Sartre denkt verder in het spoor van Husserl. In La transcendance de l’égo argumenteert hij dat het ik in de wereld is: het is niet de feitelijke begeleidende gedachte bij elke bewustzijnsinhoud, veeleer is het ik zelf een object in de wereld. Sartre citeert instemmend de dichter Arthur Rimbaud, 'Je est un autre', 'ik is een ander'.
Ook in andere vroege werken ontwikkelt Sartre een eigen fenomenologie, die hij als de filosofische basis van zijn literaire werk beschouwt. Zijn roman La nausée (De walging) is de literaire uitwerking van zijn filosofische inzichten.
Na de tweede wereldoorlog, waarin hij een bescheiden rol in het verzet speelt, veel bescheidener dan bijvoorbeeld de filosoof en schrijver Albert Camus of de arts en filosoof Georges Canguilhem, maar vooral heel veel schrijft, zet Sartre in een lezing, ‘L’existentialisme est une humanisme’ zijn filosofische denkbeelden eenvoudig uiteen. Hij heeft deze denkbeelden in 1943 gepubliceerd in het vuistdikke, uiterst technische werk L’être et le néant (Het zijn en het niets).
Voor de mens gaat zijn bestaan aan zijn wezen vooraf zegt Sartre. De mens heeft geen vooraf bepaald wezen. De mens is niets, hij wordt iets. Weer iets anders gezegd: er is geen menselijke natuur. De mens vindt zichzelf in de wereld geworpen en moet zijn eigen leven ontwerpen.
Sartre citeert Dostojevski: 'Als God niet bestaat is alles toegestaan.' God bestaat niet zegt Sartre, en inderdaad alles ís toegestaan. Er is geen van God gegeven gebod of verbod. Maar bij het nemen van een besluit moet ik wel denken: wat als iedereen dit zou doen? Ik ben steeds verantwoordelijk voor iedereen. De mens is onontkoombaar en onvermijdelijk vrij. Hij is gedoemd om vrij te zijn. Mijn vrijheid is echter een verantwoordelijke vrijheid.

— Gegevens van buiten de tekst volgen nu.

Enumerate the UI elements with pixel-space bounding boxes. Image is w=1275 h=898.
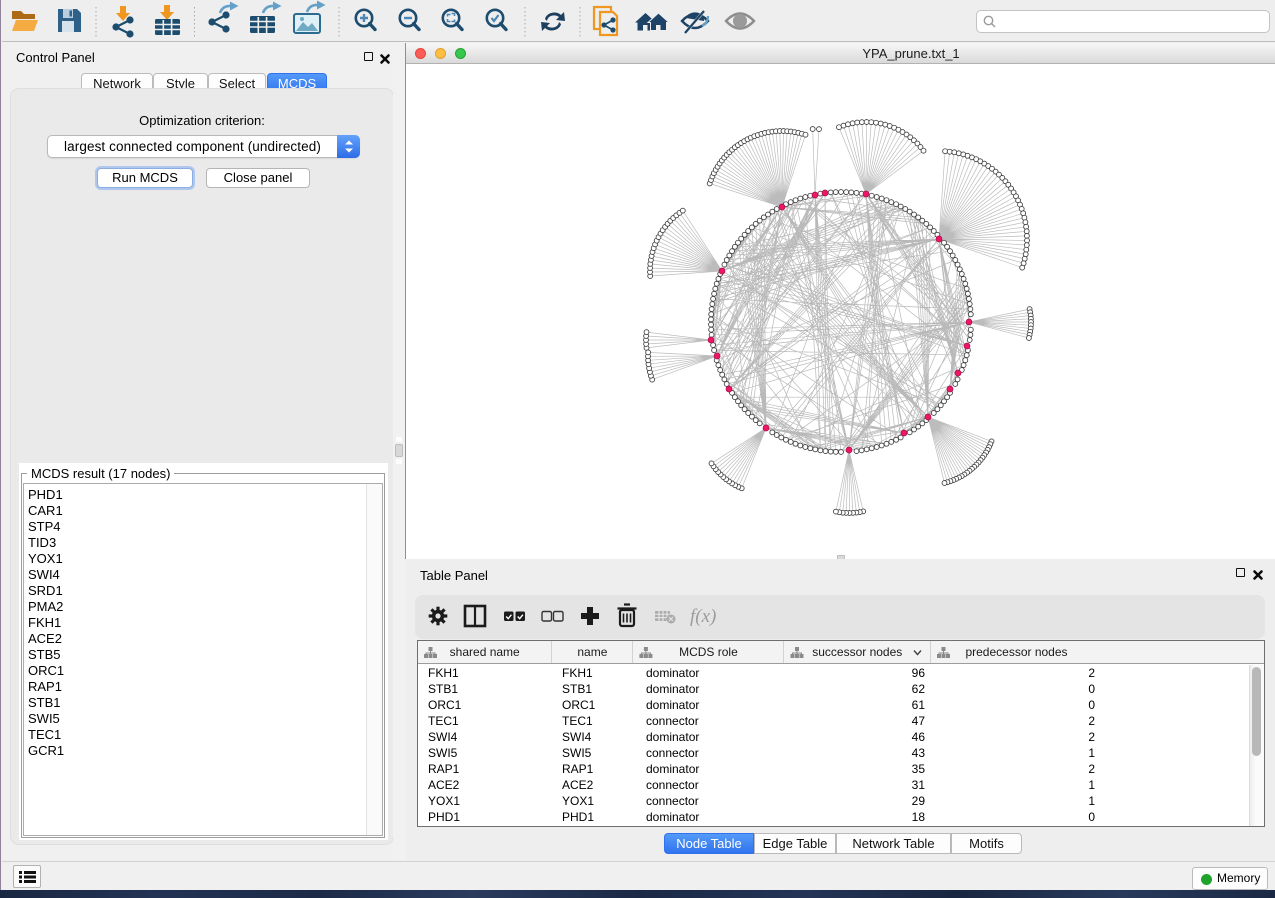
svg-text:f(x): f(x): [690, 606, 716, 627]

Weglopen voor die vrijheid, doen of ze niet bestaat, is wat Sartre kwade trouw (mauvaise foi) noemt. Ik ben te kwader trouw als ik het doe voorkomen, of mezelf voorhoud, dat ik het niet ben die een bepaalde keuze maakt, maar dat die keuze veroorzaakt wordt door mijn jeugd, mijn sociale klasse, mijn verslaving aan gokken of n’importe quoi. Ik ben ook te kwader trouw wanneer ik me verschuil achter een rol die ik speel, of als ik een moment van keuze uit de weg ga.
Iedereen is weleens te kwader trouw. Volgens Sartre moet je echter proberen de vrijheid op je te nemen: dat wil in politiek opzicht zeggen, je te engageren. Engagement is inzet voor een bepaalde zaak. Sartre zelf zet zich voor veel zaken in, de Algerijnse opstand, de studentenprotesten in mei 1968, Vietnamese bootvluchtelingen..
In 1964 krijgt hij de Nobelprijs voor literatuur en wijst deze af. Het doet zijn literaire carrière geen kwaad. Sartre is dé Franse intellectueel, zeker na de dood van de éminences grises Francois Mauriac, André Gide en André Malraux.
Sartres filosofische ster dooft in de loop van de jaren ’60 en ’70 langzaam uit met de opkomst van de psychoanalyse en het structuralisme van Jacques Lacan, Claude Lévi-Strauss en Michel Foucault, die precies de funderende rol van het subject die centraal staat in Sartres denken onderuit proberen te halen door het subject als het resultaat van taal en cultuur te kenschetsen.
Als Sartre in 1980 sterft is zijn begrafenis een nationale gebeurtenis die door tienduizenden mensen wordt bijgewoond. Lange tijd was Sartre niet meer in de mode, in tegenstelling overigens tot zijn oude rivaal en vriend Raymond Aron. De laatste tijd wordt zijn werk, zowel op literair als op filosofisch gebied, weer herontdekt – zeker ook in Nederland.